# Solving exponential equations

We can solve exponential equation using logs:

Example 1: Find the exact solution of $4e^{2x}=20$.

We begin by dividing both sides by 4 to obtain $e^{2x}=5$. We can then take the natural log of both sides (or use one of the log rules to read this equation) and get $2x=\ln(5)$ .

Finally, $x=\frac{\ln(5)}{2}$.

Example 2: Solve the equation $e^{x}+e^{-x}=2$.

Although it may not appear so just yet, this equation is a hidden quadratic – it is quadratic in e to the x:

$e^{x}+e^{-x}=2\Longrightarrow e^x+\frac{1}{e^x}=2\Longrightarrow \left(e^x\right)^2+1=2e^x$

We obtain the last equation by multiplying both sides of the previous one by e to the x. Setting the right hand side to zero and factorising we get

$\left(e^x\right)^2-2e^x+1=0\Longrightarrow \left(e^x-1\right)^2=0$

We have a repeated root when $e^x=1$,i.e. when x=0.

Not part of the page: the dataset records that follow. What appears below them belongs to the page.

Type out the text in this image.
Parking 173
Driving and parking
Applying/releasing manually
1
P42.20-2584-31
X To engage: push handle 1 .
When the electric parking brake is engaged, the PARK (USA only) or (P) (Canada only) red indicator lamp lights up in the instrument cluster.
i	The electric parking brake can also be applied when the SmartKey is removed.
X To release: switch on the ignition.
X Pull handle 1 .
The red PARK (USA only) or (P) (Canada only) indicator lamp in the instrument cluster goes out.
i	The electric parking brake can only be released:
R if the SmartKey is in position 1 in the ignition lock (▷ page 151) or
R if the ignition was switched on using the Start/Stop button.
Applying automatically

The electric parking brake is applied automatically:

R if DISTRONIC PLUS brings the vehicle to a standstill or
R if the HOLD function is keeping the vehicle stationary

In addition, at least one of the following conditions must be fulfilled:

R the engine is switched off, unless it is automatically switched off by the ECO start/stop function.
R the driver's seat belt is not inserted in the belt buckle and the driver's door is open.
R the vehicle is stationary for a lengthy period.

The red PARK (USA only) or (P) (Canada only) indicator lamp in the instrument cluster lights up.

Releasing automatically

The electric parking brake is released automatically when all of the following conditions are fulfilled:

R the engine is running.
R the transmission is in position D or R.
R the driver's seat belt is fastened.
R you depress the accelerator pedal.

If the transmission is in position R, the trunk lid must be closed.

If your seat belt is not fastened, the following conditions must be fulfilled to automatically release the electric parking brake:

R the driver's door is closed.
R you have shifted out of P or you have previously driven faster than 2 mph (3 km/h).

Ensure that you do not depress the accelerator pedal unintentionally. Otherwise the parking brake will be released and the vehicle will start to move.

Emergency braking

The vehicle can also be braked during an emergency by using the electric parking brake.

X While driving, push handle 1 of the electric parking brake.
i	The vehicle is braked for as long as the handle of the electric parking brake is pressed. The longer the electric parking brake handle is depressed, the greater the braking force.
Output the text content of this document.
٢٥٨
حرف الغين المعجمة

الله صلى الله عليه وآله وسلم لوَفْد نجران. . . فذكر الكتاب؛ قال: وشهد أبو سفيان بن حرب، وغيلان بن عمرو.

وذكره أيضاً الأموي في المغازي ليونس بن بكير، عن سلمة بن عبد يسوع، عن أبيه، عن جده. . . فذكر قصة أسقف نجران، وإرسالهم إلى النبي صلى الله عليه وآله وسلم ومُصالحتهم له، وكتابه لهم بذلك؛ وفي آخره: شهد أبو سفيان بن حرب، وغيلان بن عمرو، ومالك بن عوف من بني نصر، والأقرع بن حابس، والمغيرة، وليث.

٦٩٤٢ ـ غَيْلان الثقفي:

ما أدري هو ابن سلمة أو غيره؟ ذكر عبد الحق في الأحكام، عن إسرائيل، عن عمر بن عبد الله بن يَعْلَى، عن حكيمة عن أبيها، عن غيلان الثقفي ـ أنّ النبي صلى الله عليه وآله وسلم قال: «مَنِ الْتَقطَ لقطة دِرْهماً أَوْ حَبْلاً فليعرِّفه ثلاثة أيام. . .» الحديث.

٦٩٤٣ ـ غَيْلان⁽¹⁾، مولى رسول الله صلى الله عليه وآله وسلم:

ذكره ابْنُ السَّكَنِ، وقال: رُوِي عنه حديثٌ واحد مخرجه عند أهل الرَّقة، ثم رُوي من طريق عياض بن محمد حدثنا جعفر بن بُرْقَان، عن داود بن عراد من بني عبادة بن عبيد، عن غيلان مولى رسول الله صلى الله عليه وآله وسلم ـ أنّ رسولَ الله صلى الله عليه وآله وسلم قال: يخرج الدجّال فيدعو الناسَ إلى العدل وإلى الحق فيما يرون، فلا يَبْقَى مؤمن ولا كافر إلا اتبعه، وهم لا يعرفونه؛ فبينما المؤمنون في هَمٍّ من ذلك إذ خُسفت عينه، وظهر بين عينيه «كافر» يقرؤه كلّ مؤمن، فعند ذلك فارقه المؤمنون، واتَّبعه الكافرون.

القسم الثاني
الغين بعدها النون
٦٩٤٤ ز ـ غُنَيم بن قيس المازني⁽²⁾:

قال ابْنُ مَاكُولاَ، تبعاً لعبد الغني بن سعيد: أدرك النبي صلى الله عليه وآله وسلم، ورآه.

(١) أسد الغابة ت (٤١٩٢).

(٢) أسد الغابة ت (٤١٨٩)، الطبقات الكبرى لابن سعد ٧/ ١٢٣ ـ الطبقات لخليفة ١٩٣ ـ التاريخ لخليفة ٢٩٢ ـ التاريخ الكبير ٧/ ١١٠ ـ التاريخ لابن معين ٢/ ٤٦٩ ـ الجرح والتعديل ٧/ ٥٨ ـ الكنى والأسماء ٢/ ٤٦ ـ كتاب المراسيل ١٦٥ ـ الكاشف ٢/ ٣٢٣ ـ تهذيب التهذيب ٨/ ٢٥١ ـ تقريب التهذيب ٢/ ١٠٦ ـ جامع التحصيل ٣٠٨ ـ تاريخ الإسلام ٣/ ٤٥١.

Example 3 – Solve $2^xe^{3x}=e^5$.

This kind of question appears difficult to students because the combination of e and x makes it look messy. Solving this equation means finding x and currently x appears in the powers. To deal with this we can log both sides of the equation but it is important to remember that both sides must be logged in their entirety:

$\ln\left(2^xe^{3x}\right)=\ln\left(e^5\right)$

We do this because the log rules allow us to change x from being a power inside the log to being a multiplier outside the log. We must first use the log rule that allows us to split the product inside the log to a summation outside the log. Also note that e and ln are inverses of each other and so the equation becomes:

$\ln\left(2^x\right)+\ln\left(e^{3x}\right)=5$

It follows that

$x\ln\left(2\right)+3x=5$

To get x on its own, the left hand side can be factorised to give

$x\left(\ln(2)+3\right)=5$

giving the solution

$x=\frac{5}{\ln(2)+3}$